To assess inter-observer agreement and accuracy of LI-RADS v2018 for differentiating tumor in vein (TIV) from bland thrombus on gadoxetic acid-enhanced magnetic resonance imaging (Gx-MRI). Secondarily, to determine whether a multi-feature model improves accuracy compared to LI-RADS. We retrospectively identified consecutive patients at risk for hepatocellular carcinoma with venous occlusion(s) reported on Gx-MRI. Five radiologists independently classified each occlusion as TIV or bland thrombus using the LI-RADS TIV criterion (enhancing soft tissue in vein). They also evaluated imaging features suggestive of TIV or bland thrombus. Intra-class correlation coefficient (ICC) was calculated for individual features.

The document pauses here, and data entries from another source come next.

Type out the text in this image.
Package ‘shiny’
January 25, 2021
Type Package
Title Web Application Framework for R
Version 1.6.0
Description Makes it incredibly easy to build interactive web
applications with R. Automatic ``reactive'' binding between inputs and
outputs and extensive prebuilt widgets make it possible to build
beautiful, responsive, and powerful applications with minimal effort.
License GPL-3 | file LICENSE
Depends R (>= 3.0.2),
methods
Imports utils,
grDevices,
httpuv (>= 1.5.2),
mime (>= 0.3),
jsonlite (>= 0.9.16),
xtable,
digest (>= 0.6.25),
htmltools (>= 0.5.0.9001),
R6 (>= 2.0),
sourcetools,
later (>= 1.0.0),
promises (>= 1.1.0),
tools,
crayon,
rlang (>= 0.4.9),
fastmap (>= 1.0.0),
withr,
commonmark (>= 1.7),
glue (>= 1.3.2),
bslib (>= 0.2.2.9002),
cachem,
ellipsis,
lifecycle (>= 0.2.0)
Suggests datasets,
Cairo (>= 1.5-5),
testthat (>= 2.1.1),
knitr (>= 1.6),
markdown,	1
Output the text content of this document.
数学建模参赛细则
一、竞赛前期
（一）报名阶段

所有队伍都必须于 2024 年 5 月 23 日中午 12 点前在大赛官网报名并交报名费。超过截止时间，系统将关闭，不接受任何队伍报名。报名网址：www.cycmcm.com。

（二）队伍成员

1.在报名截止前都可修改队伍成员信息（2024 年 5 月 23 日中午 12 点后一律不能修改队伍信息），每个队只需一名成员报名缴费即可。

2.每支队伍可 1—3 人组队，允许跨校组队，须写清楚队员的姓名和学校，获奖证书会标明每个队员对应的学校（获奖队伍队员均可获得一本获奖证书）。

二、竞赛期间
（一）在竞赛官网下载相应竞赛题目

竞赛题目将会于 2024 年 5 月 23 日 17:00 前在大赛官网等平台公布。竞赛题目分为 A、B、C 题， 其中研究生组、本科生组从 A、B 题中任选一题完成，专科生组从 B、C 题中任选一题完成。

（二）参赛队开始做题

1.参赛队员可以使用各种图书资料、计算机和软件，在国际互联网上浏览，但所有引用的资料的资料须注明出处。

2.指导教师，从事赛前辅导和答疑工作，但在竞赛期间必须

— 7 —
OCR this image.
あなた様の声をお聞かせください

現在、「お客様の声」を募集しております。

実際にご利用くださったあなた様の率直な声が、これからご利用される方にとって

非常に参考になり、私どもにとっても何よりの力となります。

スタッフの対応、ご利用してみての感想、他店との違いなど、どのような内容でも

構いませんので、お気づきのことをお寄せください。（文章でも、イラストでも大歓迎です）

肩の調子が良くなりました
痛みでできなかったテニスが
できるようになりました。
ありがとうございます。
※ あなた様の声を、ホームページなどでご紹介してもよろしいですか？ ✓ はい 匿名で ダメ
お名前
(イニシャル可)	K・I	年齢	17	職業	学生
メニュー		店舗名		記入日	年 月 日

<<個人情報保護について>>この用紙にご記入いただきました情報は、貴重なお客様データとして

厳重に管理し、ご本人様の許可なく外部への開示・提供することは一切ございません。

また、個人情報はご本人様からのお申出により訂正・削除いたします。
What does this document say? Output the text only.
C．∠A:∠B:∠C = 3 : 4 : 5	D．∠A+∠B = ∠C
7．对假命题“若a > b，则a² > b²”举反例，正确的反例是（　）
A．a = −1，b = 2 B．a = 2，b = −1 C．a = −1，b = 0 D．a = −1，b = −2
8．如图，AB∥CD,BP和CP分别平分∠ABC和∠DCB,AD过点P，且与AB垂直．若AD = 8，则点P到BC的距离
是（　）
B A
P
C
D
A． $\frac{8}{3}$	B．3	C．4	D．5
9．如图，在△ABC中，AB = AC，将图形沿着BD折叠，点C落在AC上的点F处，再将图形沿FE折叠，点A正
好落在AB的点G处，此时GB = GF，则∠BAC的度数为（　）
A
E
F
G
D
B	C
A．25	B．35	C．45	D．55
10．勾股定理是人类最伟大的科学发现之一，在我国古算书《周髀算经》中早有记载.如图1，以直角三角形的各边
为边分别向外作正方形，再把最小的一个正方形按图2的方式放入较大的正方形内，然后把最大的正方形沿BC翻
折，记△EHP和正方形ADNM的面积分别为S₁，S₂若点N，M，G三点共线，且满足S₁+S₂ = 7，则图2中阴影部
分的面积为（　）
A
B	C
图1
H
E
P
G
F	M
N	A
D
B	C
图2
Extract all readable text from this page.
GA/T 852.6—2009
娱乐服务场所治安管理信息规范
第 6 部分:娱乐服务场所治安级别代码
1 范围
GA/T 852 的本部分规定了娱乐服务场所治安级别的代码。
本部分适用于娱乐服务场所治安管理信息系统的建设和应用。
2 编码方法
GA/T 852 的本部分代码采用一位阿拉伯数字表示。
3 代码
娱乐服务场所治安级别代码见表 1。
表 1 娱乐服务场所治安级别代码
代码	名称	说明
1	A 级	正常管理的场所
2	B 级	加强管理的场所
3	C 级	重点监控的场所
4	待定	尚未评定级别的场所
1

A multi-feature model was developed based on consensus scores of features with > 5% consensus prevalence and > 0.40 ICC. Sensitivity and specificity of the LI-RADS criterion and of the cross-validated multi-feature model were compared. Ninety-eight patients with 103 venous occlusions (58 TIV, 45 bland thrombus) were included. The LI-RADS criterion provided 0.63 ICC and, depending on the reader, 0.62-0.93 sensitivity and 0.87-1.00 specificity. Five other features had > 5% consensus prevalence and > 0.40 ICC, including three LI-RADS suggestive features and two non-LI-RADS features. The optimal multi-feature model incorporated the LI-RADS criterion and one LI-RADS suggestive feature (occluded or obscured vein contiguous with malignant parenchymal mass). After cross-validation, the multi-feature model did not improve sensitivity or specificity compared to the LI-RADS criterion (P = 0.23 and 0.25, respectively). Using Gx-MRI, the LI-RADS criterion for TIV provides substantial inter-observer agreement, variable sensitivity, and high specificity for differentiating TIV from bland thrombus. A cross-validated multi-feature model did not improve diagnostic performance.